The Oklahoma City-based wireless companies TerraCom and YourTel America said Monday that journalists had accessed the personal information of about 150,000 prospective clients and that the personal information of 200 people had been readily available online via a simple Google search.
The companies also admitted Monday that the files of about 343 applicants had been accessed online by unidentifiable IP addresses. The companies are in the process of contacting the applicants whose files may have been breached and is offering them free credit monitoring for a year, they said Monday.
“We really apologize to our customer that they are being subjected to this and we have made sure that this will never happen again,” said Dale Schmick, chief operating officer of TerraCom. “We have gone to great lengths above and beyond what anyone could imagine to ensure these files are safe now.”
TerraCom is the parent company to YourTel. Both companies provide government-subsidized cellphones and home phone service for low-income customers through the federal Lifeline program.
TerraCom and YourTel admitted to the data breaches after reporters from Scripps Howard News Service were able to access and download the information from a third-party vendor the companies use to maintain the data.

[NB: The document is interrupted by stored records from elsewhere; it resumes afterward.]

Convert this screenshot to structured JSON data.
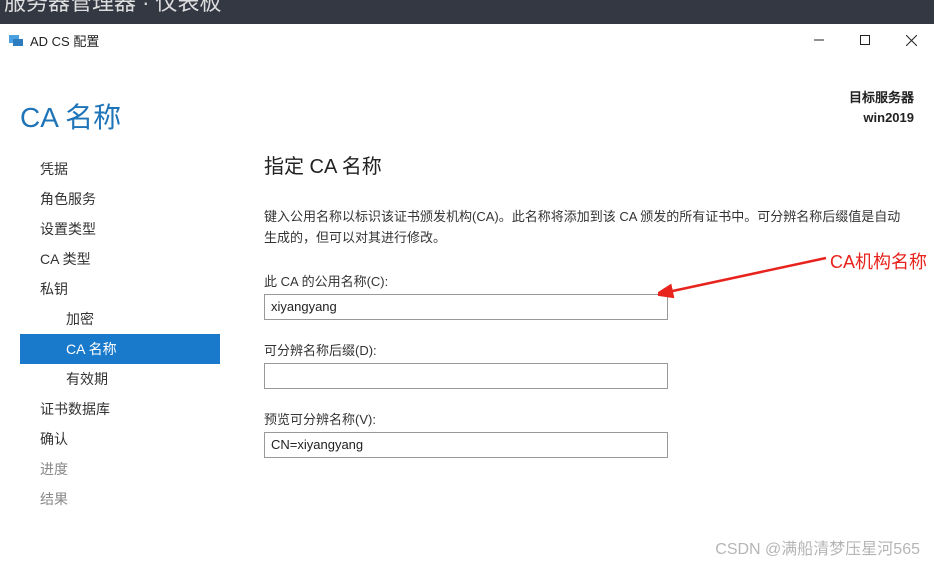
{
  "topbar_partial": "服务器管理器 · 仪表板",
  "window": {
    "title": "AD CS 配置"
  },
  "header": {
    "page_title": "CA 名称",
    "target_label": "目标服务器",
    "target_value": "win2019"
  },
  "sidebar": {
    "items": [
      {
        "label": "凭据",
        "sub": false,
        "active": false,
        "disabled": false
      },
      {
        "label": "角色服务",
        "sub": false,
        "active": false,
        "disabled": false
      },
      {
        "label": "设置类型",
        "sub": false,
        "active": false,
        "disabled": false
      },
      {
        "label": "CA 类型",
        "sub": false,
        "active": false,
        "disabled": false
      },
      {
        "label": "私钥",
        "sub": false,
        "active": false,
        "disabled": false
      },
      {
        "label": "加密",
        "sub": true,
        "active": false,
        "disabled": false
      },
      {
        "label": "CA 名称",
        "sub": true,
        "active": true,
        "disabled": false
      },
      {
        "label": "有效期",
        "sub": true,
        "active": false,
        "disabled": false
      },
      {
        "label": "证书数据库",
        "sub": false,
        "active": false,
        "disabled": false
      },
      {
        "label": "确认",
        "sub": false,
        "active": false,
        "disabled": false
      },
      {
        "label": "进度",
        "sub": false,
        "active": false,
        "disabled": true
      },
      {
        "label": "结果",
        "sub": false,
        "active": false,
        "disabled": true
      }
    ]
  },
  "main": {
    "section_title": "指定 CA 名称",
    "description": "键入公用名称以标识该证书颁发机构(CA)。此名称将添加到该 CA 颁发的所有证书中。可分辨名称后缀值是自动生成的，但可以对其进行修改。",
    "common_name_label": "此 CA 的公用名称(C):",
    "common_name_value": "xiyangyang",
    "dn_suffix_label": "可分辨名称后缀(D):",
    "dn_suffix_value": "",
    "dn_preview_label": "预览可分辨名称(V):",
    "dn_preview_value": "CN=xiyangyang"
  },
  "annotation": {
    "text": "CA机构名称"
  },
  "watermark": "CSDN @满船清梦压星河565"
}
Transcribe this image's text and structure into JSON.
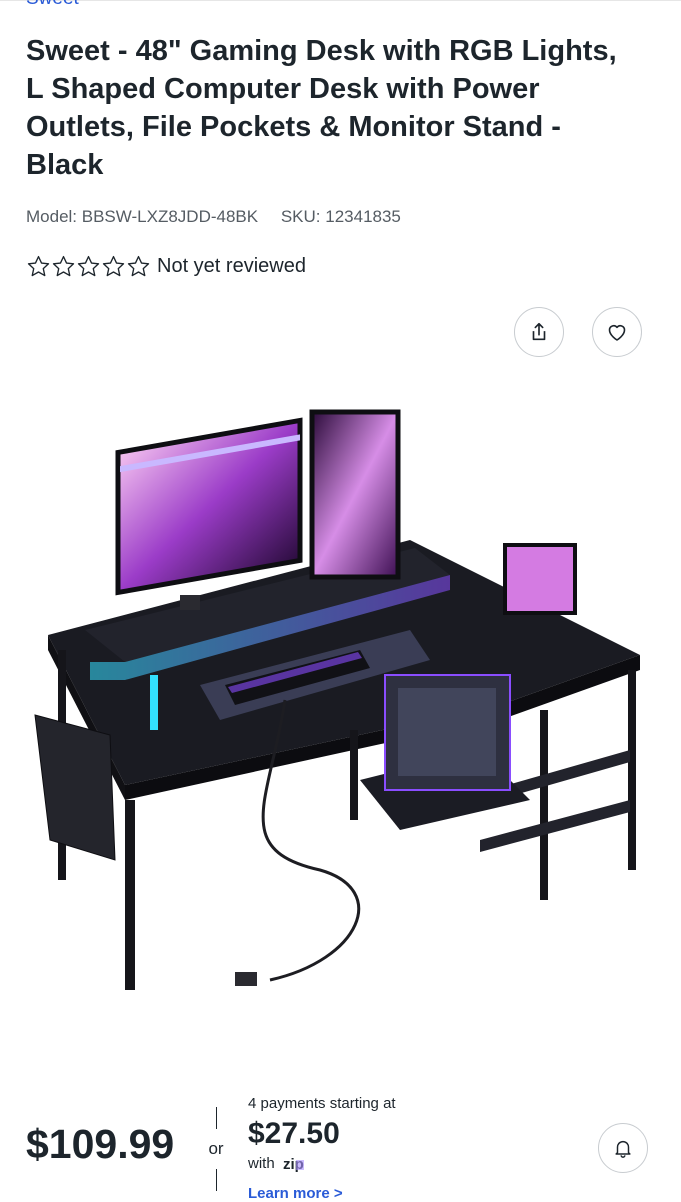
{
  "brand": {
    "link_label": "Sweet"
  },
  "product": {
    "title": "Sweet - 48\" Gaming Desk with RGB Lights, L Shaped Computer Desk with Power Outlets, File Pockets & Monitor Stand - Black",
    "model_label": "Model: BBSW-LXZ8JDD-48BK",
    "sku_label": "SKU: 12341835",
    "rating": {
      "stars": 0,
      "max_stars": 5,
      "text": "Not yet reviewed"
    }
  },
  "actions": {
    "share_icon": "share-icon",
    "favorite_icon": "heart-icon",
    "notify_icon": "bell-icon"
  },
  "pricing": {
    "price": "$109.99",
    "or_text": "or",
    "payments_label": "4 payments starting at",
    "installment": "$27.50",
    "with_text": "with",
    "provider": "zip",
    "learn_more": "Learn more >"
  },
  "colors": {
    "text": "#1d252c",
    "link": "#2a5bd7",
    "muted": "#555c63",
    "rgb_purple": "#8a4dff",
    "rgb_cyan": "#33e0ff"
  }
}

The companies have accused Scripps Howard of going beyond a simple Internet search to access directories maintained by a third-party vendor that contain sensitive applicant data including income and social security numbers. The companies have alerted the FBI about the data breaches, Schmick said Monday.
Scripps Howard accessed the files for solely journalistic purposes, said Ellen Weiss, Washington, D.C., bureau chief for Scripps Howard.
“We absolutely did not hack — we found these files by doing a simple Google search,” Weiss said. “The issue is not with us.”
Journalists from the Scripps Howard News Service also shot video showing how they were able to access the data, she said.
“While TerraCom does not believe the journalists accessed and downloaded the personal data with malicious intent, it hopes they will keep the personal data secure now that it is in the possession of the news service,” Schmick said. “It is fundamentally important that Scripps Howard has taken measures to secure the data to prevent a cyber attack from happening to them, further compromising the data.”